Votre ouvrage Le Travail invisible met au jour la transformation de notre économie et l’invisibilisation du travail humain réel. La crise actuelle a conduit les entreprises à mettre en place un télétravail généralisé et à remettre en cause certains principes de leur organisation. Pensez-vous que cela soit positif sur le long terme ou au contraire, le travail à distance risque-t-il plutôt de rendre le travail encore plus abstrait ? 

Il n’y a pas longtemps encore, certains avançaient que l’avenir du travail c’était une espèce d’uberisation de toutes les activités, chacun pouvant travailler de chez lui sur des projets collectifs. L’expérience grandeur nature que nous vivons en situation de confinement, avec pour beaucoup un travail intensif derrière des écrans, nous montre que cela n’est ni simple ni aussi libérateur qu’on le prétendait. Le télétravail n’est qu’une manière de travailler parmi d’autres. Il doit s’articuler avec les collaborations directes, de personne à personne. Les études mettent en évidence qu’au-delà de deux jours par semaine, le télétravail tend à distendre les liens de collaboration et donc à rendre, comme vous le dites, le travail plus abstrait c’est-à-dire moins socialisé par les liens que nous entretenons entre nous, qui nous permettent de nous évaluer et de former une communauté de travail.
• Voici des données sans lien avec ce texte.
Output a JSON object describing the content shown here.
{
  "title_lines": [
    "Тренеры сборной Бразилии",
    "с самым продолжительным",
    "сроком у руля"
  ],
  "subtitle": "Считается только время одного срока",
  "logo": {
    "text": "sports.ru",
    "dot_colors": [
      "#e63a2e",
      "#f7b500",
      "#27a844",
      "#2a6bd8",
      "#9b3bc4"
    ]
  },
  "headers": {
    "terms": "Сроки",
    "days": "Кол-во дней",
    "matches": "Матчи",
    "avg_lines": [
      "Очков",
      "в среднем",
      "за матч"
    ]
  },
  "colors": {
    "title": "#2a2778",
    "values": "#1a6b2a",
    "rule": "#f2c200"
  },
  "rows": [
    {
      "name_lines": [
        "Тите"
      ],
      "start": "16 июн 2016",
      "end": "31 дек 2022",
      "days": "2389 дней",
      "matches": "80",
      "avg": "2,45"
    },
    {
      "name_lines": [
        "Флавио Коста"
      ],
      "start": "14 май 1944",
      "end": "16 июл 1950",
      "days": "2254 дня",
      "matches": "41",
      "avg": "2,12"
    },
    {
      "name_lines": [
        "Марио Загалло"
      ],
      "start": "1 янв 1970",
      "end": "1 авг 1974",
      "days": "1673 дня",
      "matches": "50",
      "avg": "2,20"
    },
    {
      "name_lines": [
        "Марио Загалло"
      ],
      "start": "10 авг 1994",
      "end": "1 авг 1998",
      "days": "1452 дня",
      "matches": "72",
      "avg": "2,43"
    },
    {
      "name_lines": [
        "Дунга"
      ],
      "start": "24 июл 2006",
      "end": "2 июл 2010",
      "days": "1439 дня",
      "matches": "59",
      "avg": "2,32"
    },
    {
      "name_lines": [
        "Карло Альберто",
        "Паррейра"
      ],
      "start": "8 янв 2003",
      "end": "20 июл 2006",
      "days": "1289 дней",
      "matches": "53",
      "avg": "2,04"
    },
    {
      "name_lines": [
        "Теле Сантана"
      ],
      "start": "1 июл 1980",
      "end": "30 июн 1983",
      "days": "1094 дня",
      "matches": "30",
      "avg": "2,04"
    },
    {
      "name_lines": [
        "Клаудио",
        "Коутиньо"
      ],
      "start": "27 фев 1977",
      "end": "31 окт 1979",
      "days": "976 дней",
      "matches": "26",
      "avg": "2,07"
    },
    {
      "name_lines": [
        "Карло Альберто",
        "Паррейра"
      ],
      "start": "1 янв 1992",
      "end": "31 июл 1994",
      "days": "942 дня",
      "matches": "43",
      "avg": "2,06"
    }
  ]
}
Donc, l’expérience actuelle massive du travail à distance montre que son extension est possible et souhaitable. Mais aussi qu’il faut l’utiliser avec discernement pour organiser les activités.

 

Plus globalement, qu’est-ce que l’approche que vous défendez, l’écologie humaine, peut apporter pour mieux comprendre la crise que nous traversons, en terme d’analyse mais aussi de solutions ?

Je vous en ai donné un exemple tout à l’heure quand nous avons parlé de l’aide aux PME. Selon l’écologie humaine, tout est lié, l’environnement naturel, culturel, social et économique forme un écosystème dont il faut prendre soin. Il n’y a pas d’un côté l’écologie, de l’autre l’économie : au contraire, les deux se co-définissent et se co-inventent. La manière de bien produire détermine la manière respectueuse d’agir sur l’environnement et vice versa. Tout est lié mais au centre, il y a l’être humain avec ses capacités et ses limites. C’est par les humains et avec les humains que se comprend et se pense l’écologie, c’est-à-dire l’équilibre instable mais pérenne d’une nature, d’une culture et d’une société. Pour ce qui est des solutions qu’on en peut tirer, il n’y en a aucune clé en main, mais nous invitons à les chercher toujours à partir de l’écosystème que nous voulons soutenir parce qu’il paraît bon, juste ou simplement beau.